Türkiye ve Dünya'daki hızlı gelişimin takvimi 2002 yılının Haziran ayına takılır. Yeni bir kavram (Etkinlik Pazarlama) eski bir isimle farklı bir boyutta buluşarak,9 yıldır varlığını başarıyla devam ettiren bir gençlik festivalinin doğuşuna ve yaşamasına olanak tanırlar. 9 yıl önce Efes Pilsen Summer Fest olarak başlayan bu serüven, ilk yılki coşkusuyla, ismini Efes Pilsen One Love Festival olarak yaşatmaya devam ettirmektedir.



NEDEN BÖYLE BİR ETKİNLİĞE GEREK DUYULDU?




80'li yıllar ve öncesi, biranın, su gibi tüketildiği, beslenmedeki olumlu katkısı ve bira bahçelerinde yapılan hoş sohbetlerin eğlenceli içeceği olarak görülmesi, büyük bir darbe almıştı. Yeni yasal düzenlemeler çağdaş düşünce yapısını elimine etmek istese de, kurumlar bu oluşumu kaybetmek istemiyorlardı. Bir şeyler yapmalıydılar; bir faklılık... İşte böyle bir dönemde Efes Pilsen'in yolu Pozitif'in yaratıcılığıyla kesişti.

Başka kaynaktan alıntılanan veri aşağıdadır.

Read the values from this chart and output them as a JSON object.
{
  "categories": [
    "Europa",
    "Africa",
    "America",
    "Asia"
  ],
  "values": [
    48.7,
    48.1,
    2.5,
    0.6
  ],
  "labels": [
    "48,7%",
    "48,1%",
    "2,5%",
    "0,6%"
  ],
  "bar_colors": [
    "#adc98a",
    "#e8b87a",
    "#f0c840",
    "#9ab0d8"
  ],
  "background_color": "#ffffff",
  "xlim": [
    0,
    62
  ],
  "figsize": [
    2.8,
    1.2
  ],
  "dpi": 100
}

O dönem, Efes Pilsen Blues Festival ile başladıkları 20 yıllık yolculuklarına, 9 yıl önce Efes Pilsen One Love Festival'ıda ekleyerek farklı segmentlerle kol kola yürümeye devam ettiler.




Aslında her şey Efes'in bir açıkhava festivali düzenlemek istemesinden doğmuştu. O dönemin koşullarının yeni bir soluk getirmek isteyen Efes, Pozitif'in Manu Chao'yu ülkemizde ağırlamak istemesiyle " Bu neden bir açıkhava festivali olarak gerçekleştirilmesin?" fikrini gündeme getirdi. Yapılmak istenende aslında tam olarak buydu. Günün erken saatlerinde başlayarak, gecenin ilerleyen saatlerine kadar devam eden 2 günlük bir açıkhava festivali. Fikir gerçekle yüzleşti ancak istenene tam olarak ulaşılamamıştı.


Bu ilk festivale ev sahipliği yapan Maslak Venue, festivalin ilk yıllarında ancak geç saatlerde yoğun bir taleple karşılaşıyordu. Türk halkında henüz gündüzden geceye aynı mekan içerisinde eğlenme anlayışı olmadığından, festivalin daha kapsamlı olmasına ve farklı etkinliklere ihtiyacı vardı. Her zaman yeni doğan bir bebeğin emeklemeden koşması beklenemezdi tabi. İster mekan değişikliği, ister WOM'un ( ağızdan ağıza anlamını taşıyan bir pazarlama çeşididir. Günümüzde farklı uygulamalarıyla yoğun olarak kullanılmaktadır) etkisi, isterseniz de festivale eklenen farklı etkinlikler deyin, Efes Pilsen One Love Festival her yıl büyük bir heyecanla beklenen ve "Keşke yılda bir kez değilde yazın ayda bir organize edilen bir festival olsa!" temennileriyle farklı kültür ve sanat etkinliklerini bir araya getirmeye ve bizlerin değişen taleplerine cevap verebilme gücüyle sevenleriyle buluşmaya devam ediyor.


Ne diyelim umarız "Sevgi Kelebekleri" bu yıl yolculuklarına binlercesini ekleyebilmiştir:)



1 yorum:

Funda dedi ki...

iş yoğunluğundan kaçmak için güzel bie etkinlikti.